01.01.2007 | Hausmannrechtsprechung
Keine Begrenzung der Nebenerwerbspflicht durch Einkünfte aus fiktiver Vollzeittätigkeit
1. Ein seinen Kindern aus erster Ehe barunterhaltspflichtiger Elternteil darf in einer neuen Ehe nur dann die Haushaltsführung und Kindesbetreuung übernehmen, wenn wirtschaftliche Gesichtspunkte oder sonstige Gründe von gleichem Gewicht im Einzelfall den Rollentausch rechtfertigen. |
2. Im Fall eines berechtigten Rollentausches ist die Unterhaltspflicht gegenüber den Kindern aus erster Ehe auf der Grundlage einer Nebenerwerbstätigkeit und des Taschengeldanspruchs nicht durch einen fiktiven Unterhaltsanspruch begrenzt, der sich ergäbe, wenn der barunterhaltspflichtige Elternteil auch in seiner neuen Ehe Vollzeit erwerbstätig wäre und von solchen Einkünften seinen eigenen Selbstbehalt sowie alle weiteren gleichrangigen Unterhaltsansprüche abdecken müsste. |
(BGH 5.10.06, XII ZR 197/02, n.v., Abruf-Nr. 063012) |
Sachverhalt
Die Parteien streiten um Kindesunterhalt. Die Kläger zu 1 und zu 2 sind Kinder des Beklagten aus dessen geschiedener Ehe. Der Beklagte ist wieder verheiratet. Aus dieser Ehe sind drei Kinder hervorgegangen. Die zweite Ehefrau des Beklagten erzielt ein bereinigtes monatliches Nettoeinkommen von ca. 2.500 EUR. Der Beklagte hat in der neuen Ehe die Hausmannrolle übernommen. Er ist unstreitig allenfalls in der Lage, 850 EUR netto monatlich bei vollschichtiger Tätigkeit zu erzielen. Das AG hat ihn zur Zahlung des Regelbetrags verurteilt. Das OLG hat den Unterhalt auf 81,6 Prozent des Regelbetrags herabgesetzt. Die dagegen gerichtete Revision hat keinen Erfolg.
Entscheidungsgründe
Die Pflicht zur Aufnahme einer zumutbaren Erwerbstätigkeit entfällt nicht dadurch, dass der Unterhaltspflichtige eine neue Ehe eingeht und darin die Haushaltsführung und Kinderbetreuung übernommen hat. Eine Minderung der Erwerbseinkünfte ist nur zu akzeptieren, wenn wirtschaftliche Gesichtspunkte oder sonstige Gründe gleichen Gewichts den Rollentausch rechtfertigen. Diese müssen einen erkennbaren Vorteil für die neue Familie mit sich bringen. Das ist der Fall, wenn der neue Ehegatte erheblich mehr verdient als der Unterhaltspflichtige verdienen könnte. Hier ist es dem Unterhaltspflichtigen nicht vorzuwerfen, dass er die Hausmannrolle übernommen hat. Denn er wäre aufgrund seines Einkommens nicht leistungsfähig.

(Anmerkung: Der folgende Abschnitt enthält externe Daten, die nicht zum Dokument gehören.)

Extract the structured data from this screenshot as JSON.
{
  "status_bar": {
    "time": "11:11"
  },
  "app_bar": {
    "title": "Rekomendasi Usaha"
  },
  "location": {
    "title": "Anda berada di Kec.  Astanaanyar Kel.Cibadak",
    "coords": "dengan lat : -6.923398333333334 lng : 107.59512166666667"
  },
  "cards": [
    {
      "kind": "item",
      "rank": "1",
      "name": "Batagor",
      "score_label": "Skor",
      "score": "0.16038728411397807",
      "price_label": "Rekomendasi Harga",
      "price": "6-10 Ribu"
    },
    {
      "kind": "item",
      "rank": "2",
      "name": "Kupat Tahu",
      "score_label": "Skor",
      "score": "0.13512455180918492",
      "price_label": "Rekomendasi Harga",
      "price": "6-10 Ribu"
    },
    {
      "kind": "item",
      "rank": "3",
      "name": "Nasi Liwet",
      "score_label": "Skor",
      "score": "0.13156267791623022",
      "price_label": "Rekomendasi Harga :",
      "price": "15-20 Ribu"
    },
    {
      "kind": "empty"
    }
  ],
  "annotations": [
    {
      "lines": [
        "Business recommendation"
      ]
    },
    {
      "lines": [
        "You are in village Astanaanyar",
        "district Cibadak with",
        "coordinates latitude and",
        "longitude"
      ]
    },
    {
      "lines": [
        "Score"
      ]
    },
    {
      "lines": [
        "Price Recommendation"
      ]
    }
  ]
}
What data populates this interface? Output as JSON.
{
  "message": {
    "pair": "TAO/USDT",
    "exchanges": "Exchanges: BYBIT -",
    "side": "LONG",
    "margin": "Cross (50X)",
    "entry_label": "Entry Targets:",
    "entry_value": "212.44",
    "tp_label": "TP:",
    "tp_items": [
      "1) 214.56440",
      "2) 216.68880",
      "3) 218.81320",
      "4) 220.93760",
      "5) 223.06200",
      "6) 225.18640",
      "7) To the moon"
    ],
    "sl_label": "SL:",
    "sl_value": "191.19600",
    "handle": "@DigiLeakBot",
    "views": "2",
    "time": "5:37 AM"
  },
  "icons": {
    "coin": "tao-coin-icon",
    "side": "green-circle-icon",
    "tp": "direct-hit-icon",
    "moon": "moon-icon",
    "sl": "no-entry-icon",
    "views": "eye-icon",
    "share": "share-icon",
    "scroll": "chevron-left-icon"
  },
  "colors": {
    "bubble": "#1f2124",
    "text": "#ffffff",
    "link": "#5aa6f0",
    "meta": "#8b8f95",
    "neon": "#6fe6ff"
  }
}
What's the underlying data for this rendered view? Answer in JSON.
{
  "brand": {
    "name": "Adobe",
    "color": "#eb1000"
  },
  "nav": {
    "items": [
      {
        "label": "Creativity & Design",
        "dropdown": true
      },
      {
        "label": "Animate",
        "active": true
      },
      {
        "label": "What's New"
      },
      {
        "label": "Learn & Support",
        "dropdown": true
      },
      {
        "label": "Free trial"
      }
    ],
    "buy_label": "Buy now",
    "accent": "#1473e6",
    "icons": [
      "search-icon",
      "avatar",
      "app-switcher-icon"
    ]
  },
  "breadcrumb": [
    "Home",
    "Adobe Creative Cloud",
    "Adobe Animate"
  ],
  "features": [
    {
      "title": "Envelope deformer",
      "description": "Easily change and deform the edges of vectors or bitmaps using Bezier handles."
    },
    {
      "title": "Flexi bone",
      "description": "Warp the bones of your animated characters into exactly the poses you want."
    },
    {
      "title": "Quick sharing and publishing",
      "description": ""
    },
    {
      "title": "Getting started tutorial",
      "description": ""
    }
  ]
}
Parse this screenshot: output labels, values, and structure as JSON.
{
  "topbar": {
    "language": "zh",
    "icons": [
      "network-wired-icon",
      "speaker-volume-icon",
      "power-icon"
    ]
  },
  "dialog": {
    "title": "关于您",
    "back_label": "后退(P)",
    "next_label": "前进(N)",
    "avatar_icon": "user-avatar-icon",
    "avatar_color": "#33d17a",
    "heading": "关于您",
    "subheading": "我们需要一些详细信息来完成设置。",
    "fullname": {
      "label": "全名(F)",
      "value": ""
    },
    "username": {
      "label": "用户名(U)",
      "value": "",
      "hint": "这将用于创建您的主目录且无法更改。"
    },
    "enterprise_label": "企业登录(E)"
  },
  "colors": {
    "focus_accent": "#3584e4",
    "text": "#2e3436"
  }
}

Dem Unterhaltspflichtigen obliegt wegen seiner gesteigerten Unterhaltspflicht, durch Aufnahme eines Nebenerwerbs zum Unterhalt der minderjährigen Kinder aus früherer Ehe beizutragen. Der neue Ehegatte muss ihm durch Entlastung bei Haushaltsführung und Kinderbetreuung die Ausübung der Nebentätigkeit ermöglichen. Das Einkommen daraus ist nur voll für den Unterhaltsanspruch der Kinder aus erster Ehe zu verwenden, wenn sein eigener Selbstbehalt durch den Familienunterhalt der neuen Ehe gesichert ist.